Over the years I’ve had varying roles within community care working with patients who have extremely complex needs.
I’ve worked as a complex discharge manager where getting people home quickly with the correct support packages in place is paramount to their continued recovery. I’ve also been at the other end of the scale working as a District Nurse and practise nurse, where the focus is on supporting the health of people at home and making sure they don’t end up in hospital. All of these roles involve skills and experiences similar to that of a case manager.
There are other instances I’ve experienced where clinical recommendations and guidance is at odds with what the patient wants. Ultimately you have to respect people’s wishes. It may not always be what you believe is right, but if they have the capacity to make decisions then you need to make sure that their wishes are carried out in a safe and sustainable way. This means putting a plan in place and making sure everyone knows what to expect – educating the patient and their support network on likely outcomes (good and otherwise) as a result of their choices, and how to manage their ongoing healthcare in a way that they feel comfortable.

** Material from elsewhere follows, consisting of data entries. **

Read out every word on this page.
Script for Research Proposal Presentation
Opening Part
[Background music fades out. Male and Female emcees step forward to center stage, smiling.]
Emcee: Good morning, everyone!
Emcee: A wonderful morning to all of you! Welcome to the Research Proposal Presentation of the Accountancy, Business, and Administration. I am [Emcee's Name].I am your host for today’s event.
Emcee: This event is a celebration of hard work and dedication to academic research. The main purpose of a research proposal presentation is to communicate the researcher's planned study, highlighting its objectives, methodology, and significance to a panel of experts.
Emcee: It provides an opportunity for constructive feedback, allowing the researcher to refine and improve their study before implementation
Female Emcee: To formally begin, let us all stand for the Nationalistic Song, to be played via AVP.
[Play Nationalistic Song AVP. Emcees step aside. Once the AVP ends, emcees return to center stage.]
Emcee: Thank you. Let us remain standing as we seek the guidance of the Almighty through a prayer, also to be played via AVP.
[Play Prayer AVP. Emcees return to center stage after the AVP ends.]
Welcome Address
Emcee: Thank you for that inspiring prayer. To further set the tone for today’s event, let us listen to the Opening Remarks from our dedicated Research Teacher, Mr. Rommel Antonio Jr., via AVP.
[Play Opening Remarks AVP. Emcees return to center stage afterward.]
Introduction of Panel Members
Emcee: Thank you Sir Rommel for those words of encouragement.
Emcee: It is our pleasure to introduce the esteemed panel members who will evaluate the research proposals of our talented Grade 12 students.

What made you decide to change from being a nurse to being a case manager?
A change of scenery and a change of how I can help people. It’s obviously quite challenging being in nursing at the moment with the rapid changes the profession has faced over the past couple of years. Nurses are obviously always determined to make a difference but it’s sometimes very challenging because of certain organisational processes and systems. With case management you’re in control – it's your responsibility to get the best outcomes for your clients and you have a range of treatments and stakeholders you can call upon to ensure the very best for your clients’ recovery.
Which three qualities do you think a case manager should have?

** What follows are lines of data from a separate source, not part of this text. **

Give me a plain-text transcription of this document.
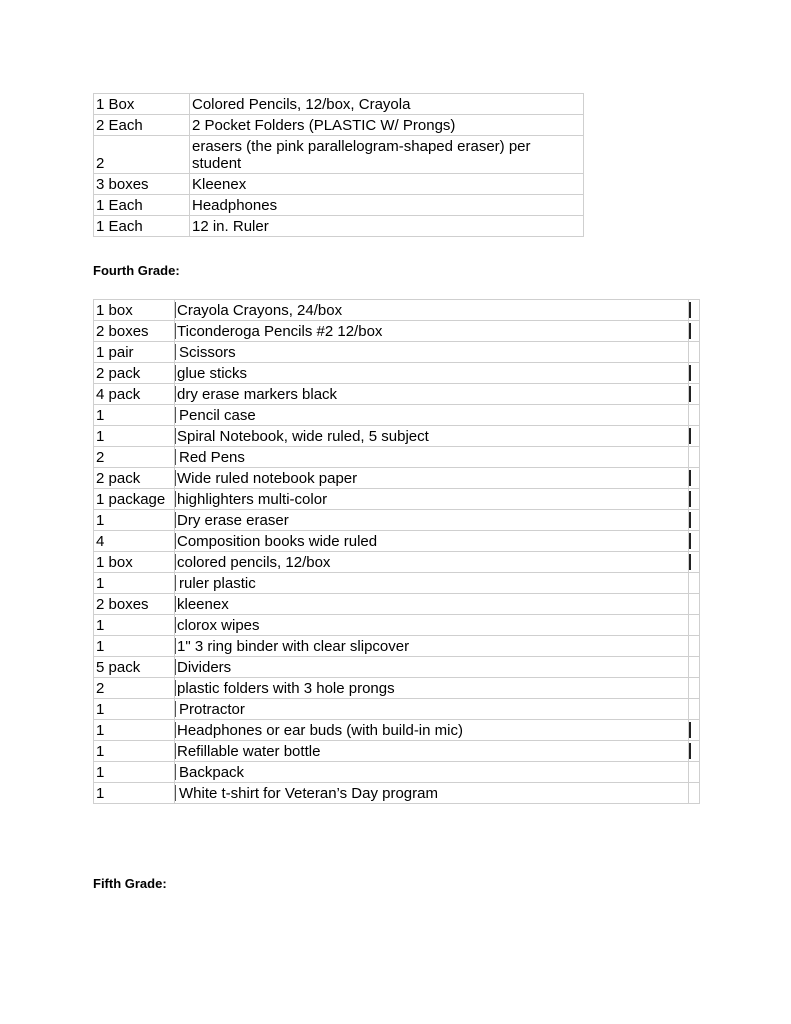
1 Box	Colored Pencils, 12/box, Crayola
2 Each	2 Pocket Folders (PLASTIC W/ Prongs)
2	erasers (the pink parallelogram-shaped eraser) per student
3 boxes	Kleenex
1 Each	Headphones
1 Each	12 in. Ruler
Fourth Grade:
1 box	Crayola Crayons, 24/box	
2 boxes	Ticonderoga Pencils #2 12/box	
1 pair	Scissors	
2 pack	glue sticks	
4 pack	dry erase markers black	
1	Pencil case	
1	Spiral Notebook, wide ruled, 5 subject	
2	Red Pens	
2 pack	Wide ruled notebook paper	
1 package	highlighters multi-color	
1	Dry erase eraser	
4	Composition books wide ruled	
1 box	colored pencils, 12/box	
1	ruler plastic	
2 boxes	kleenex	
1	clorox wipes	
1	1" 3 ring binder with clear slipcover	
5 pack	Dividers	
2	plastic folders with 3 hole prongs	
1	Protractor	
1	Headphones or ear buds (with build-in mic)	
1	Refillable water bottle	
1	Backpack	
1	White t-shirt for Veteran’s Day program	
Fifth Grade:
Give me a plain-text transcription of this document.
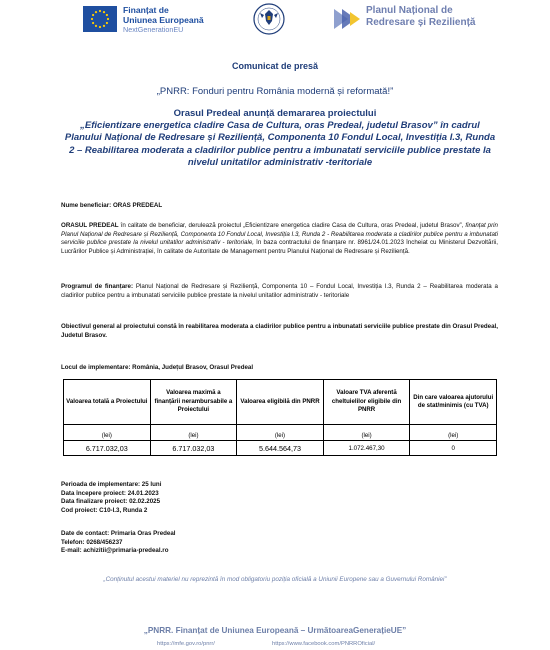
Finanțat de
Uniunea Europeană
NextGenerationEU
Planul Național de
Redresare și Reziliență
Comunicat de presă
„PNRR: Fonduri pentru România modernă și reformată!”
Orasul Predeal anunță demararea proiectului
„Eficientizare energetica cladire Casa de Cultura, oras Predeal, judetul Brasov” în cadrul Planului Național de Redresare și Reziliență, Componenta 10 Fondul Local, Investiția I.3, Runda 2 – Reabilitarea moderata a cladirilor publice pentru a imbunatati serviciile publice prestate la nivelul unitatilor administrativ -teritoriale
Nume beneficiar: ORAS PREDEAL
ORASUL PREDEAL în calitate de beneficiar, derulează proiectul „Eficientizare energetica cladire Casa de Cultura, oras Predeal, judetul Brasov”, finanțat prin Planul Național de Redresare și Reziliență, Componenta 10 Fondul Local, Investiția I.3, Runda 2 - Reabilitarea moderata a cladirilor publice pentru a imbunatati serviciile publice prestate la nivelul unitatilor administrativ - teritoriale, în baza contractului de finanțare nr. 8961/24.01.2023 încheiat cu Ministerul Dezvoltării, Lucrărilor Publice și Administrației, în calitate de Autoritate de Management pentru Planului Național de Redresare și Reziliență.
Programul de finanțare: Planul Național de Redresare și Reziliență, Componenta 10 – Fondul Local, Investiția I.3, Runda 2 – Reabilitarea moderata a cladirilor publice pentru a imbunatati serviciile publice prestate la nivelul unitatilor administrativ - teritoriale
Obiectivul general al proiectului constă în reabilitarea moderata a cladirilor publice pentru a inbunatati serviciile publice prestate din Orasul Predeal, Judetul Brasov.
Locul de implementare: România, Județul Brasov, Orasul Predeal
Valoarea totală a Proiectului	Valoarea maximă a finanțării nerambursabile a Proiectului	Valoarea eligibilă din PNRR	Valoare TVA aferentă cheltuielilor eligibile din PNRR	Din care valoarea ajutorului de stat/minimis (cu TVA)
(lei)	(lei)	(lei)	(lei)	(lei)
6.717.032,03	6.717.032,03	5.644.564,73	1.072.467,30	0
Perioada de implementare: 25 luni
Data începere proiect: 24.01.2023
Data finalizare proiect: 02.02.2025
Cod proiect: C10-I.3, Runda 2
Date de contact: Primaria Oras Predeal
Telefon: 0268/456237
E-mail: achizitii@primaria-predeal.ro
„Conținutul acestui materiel nu reprezintă în mod obligatoriu poziția oficială a Uniunii Europene sau a Guvernului României”
„PNRR. Finanțat de Uniunea Europeană – UrmătoareaGenerațieUE”
https://mfe.gov.ro/pnrr/	https://www.facebook.com/PNRROficial/
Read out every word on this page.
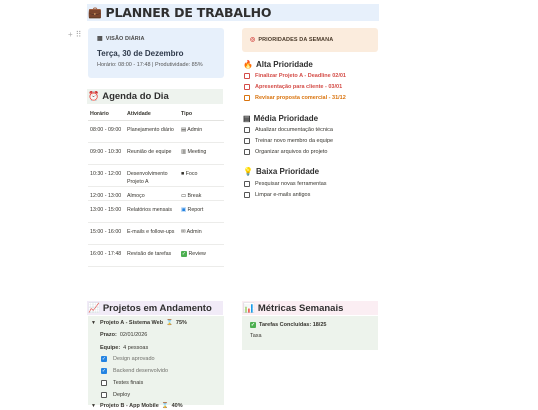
💼 PLANNER DE TRABALHO
+ ⠿	▦ VISÃO DIÁRIA
Terça, 30 de Dezembro
Horário: 08:00 - 17:48 | Produtividade: 85%
◎ PRIORIDADES DA SEMANA
⏰ Agenda do Dia
Horário	Atividade	Tipo
08:00 - 09:00	Planejamento diário	▤ Admin
09:00 - 10:30	Reunião de equipe	▥ Meeting
10:30 - 12:00	Desenvolvimento Projeto A	■ Foco
12:00 - 13:00	Almoço	▭ Break
13:00 - 15:00	Relatórios mensais	▣ Report
15:00 - 16:00	E-mails e follow-ups	✉ Admin
16:00 - 17:48	Revisão de tarefas	✓ Review
🔥 Alta Prioridade
Finalizar Projeto A - Deadline 02/01
Apresentação para cliente - 03/01
Revisar proposta comercial - 31/12
▤ Média Prioridade
Atualizar documentação técnica
Treinar novo membro da equipe
Organizar arquivos do projeto
💡 Baixa Prioridade
Pesquisar novas ferramentas
Limpar e-mails antigos
📈 Projetos em Andamento
▼ Projeto A - Sistema Web ⌛ 75%
Prazo: 02/01/2026
Equipe: 4 pessoas
✓ Design aprovado
✓ Backend desenvolvido
Testes finais
Deploy
▼ Projeto B - App Mobile ⌛ 40%
📊 Métricas Semanais
✓ Tarefas Concluídas: 18/25
Taxa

Organisation, time management…possibly a thick skin…and a sense of humour!
You’re experienced in complex discharge planning and working with clients who have complex social circumstances. Can you tell us about some of the kinds of challenges you’ve had to overcome to ensure the best outcomes for patients/clients?
Capacity and people’s own will! It’s the nature of humans that we don’t always want to be told what to do. People generally know what they want the outcome to be, but sometimes aren’t willing to listen to or follow the clinical advice and guidance that will get them there. Balancing the reality of situation while managing expectations can be difficult when people have high expectations – they don’t necessarily understand the processes that are needed to meet those expectations. When people are injured/poorly they sometimes - understandably - just want to know when they’ll be better. It’s about helping them to realise that to make progress, sometimes you have to take small steps to get there.

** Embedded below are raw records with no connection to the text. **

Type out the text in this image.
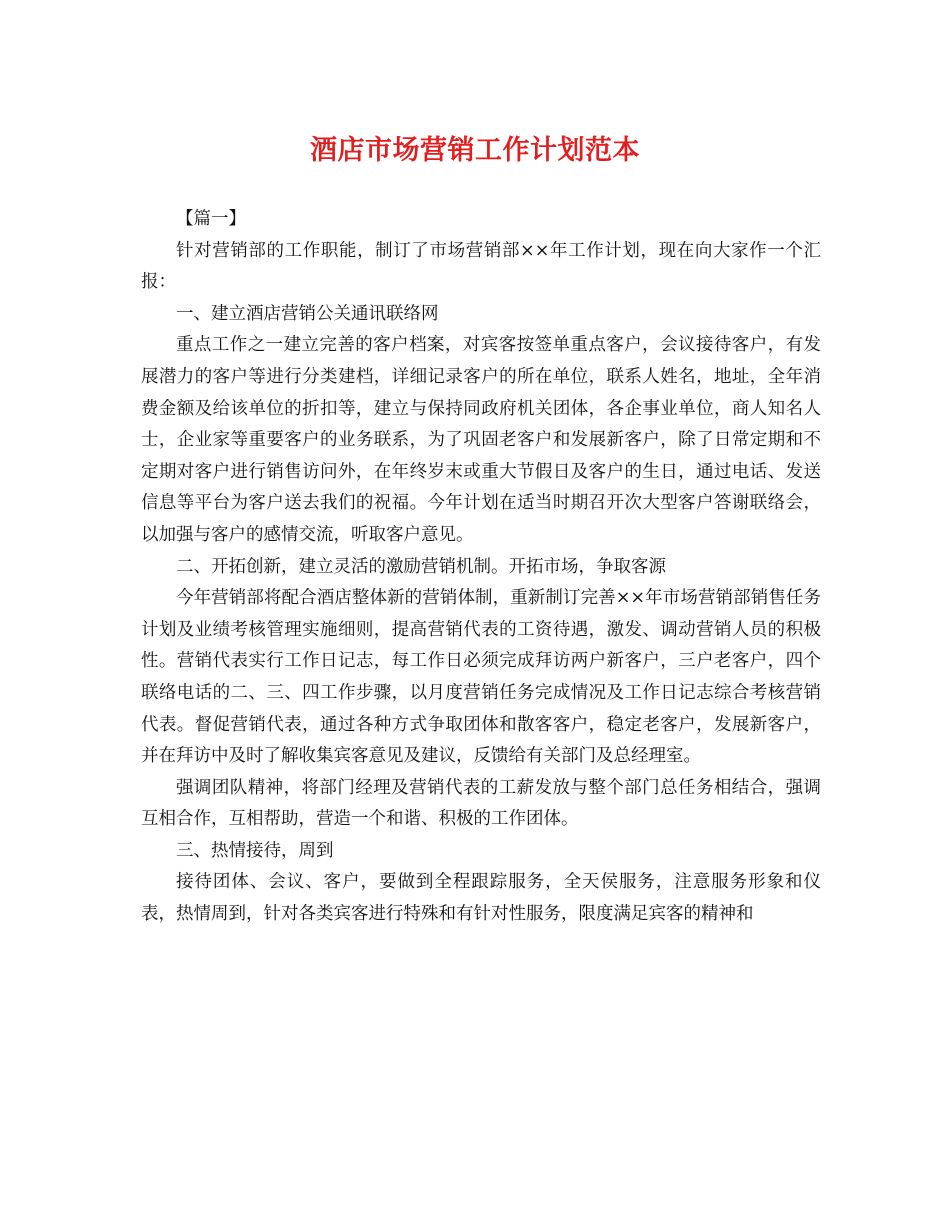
酒店市场营销工作计划范本

【篇一】

针对营销部的工作职能，制订了市场营销部××年工作计划，现在向大家作一个汇报：

一、建立酒店营销公关通讯联络网

重点工作之一建立完善的客户档案，对宾客按签单重点客户，会议接待客户，有发展潜力的客户等进行分类建档，详细记录客户的所在单位，联系人姓名，地址，全年消费金额及给该单位的折扣等，建立与保持同政府机关团体，各企事业单位，商人知名人士，企业家等重要客户的业务联系，为了巩固老客户和发展新客户，除了日常定期和不定期对客户进行销售访问外，在年终岁末或重大节假日及客户的生日，通过电话、发送信息等平台为客户送去我们的祝福。今年计划在适当时期召开次大型客户答谢联络会，以加强与客户的感情交流，听取客户意见。

二、开拓创新，建立灵活的激励营销机制。开拓市场，争取客源

今年营销部将配合酒店整体新的营销体制，重新制订完善××年市场营销部销售任务计划及业绩考核管理实施细则，提高营销代表的工资待遇，激发、调动营销人员的积极性。营销代表实行工作日记志，每工作日必须完成拜访两户新客户，三户老客户，四个联络电话的二、三、四工作步骤，以月度营销任务完成情况及工作日记志综合考核营销代表。督促营销代表，通过各种方式争取团体和散客客户，稳定老客户，发展新客户，并在拜访中及时了解收集宾客意见及建议，反馈给有关部门及总经理室。

强调团队精神，将部门经理及营销代表的工薪发放与整个部门总任务相结合，强调互相合作，互相帮助，营造一个和谐、积极的工作团体。

三、热情接待，周到

接待团体、会议、客户，要做到全程跟踪服务，全天侯服务，注意服务形象和仪表，热情周到，针对各类宾客进行特殊和有针对性服务，限度满足宾客的精神和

What attracted you to HCML?
Recommendations from people who work there! It’s a different area for me to go into and a new challenge. I’m away from that hospital setting and there isn’t that specific little team around me, but a wider team with a range of expertise, which makes it easier to make the change and still have that support.
What three words sum you up?
Organised, friendly, approachable.
As nurse with over 20 years of experience, you’ll be used to dealing with sensitive and demanding situations. What do you do inside or outside of work to manage stress and remain resilient?
I find it helpful to stop and take a deep breathe sometimes, and I know who I can go to for a chat! It’s really important having a team around you - some kind of support network – whether it’s colleagues or friends, or both! The occasional glass of wine doesn’t hurt either...
What keeps you motivated and inspired?
My kids, family, patients and clients. Being a nurse. I didn’t come into nursing to not make a difference. I’ve always wanted to be a nurse. I started training at 17, so my whole career has been nursing. Over the years I have worked with many inspirational and motivated people, be that patients or colleagues.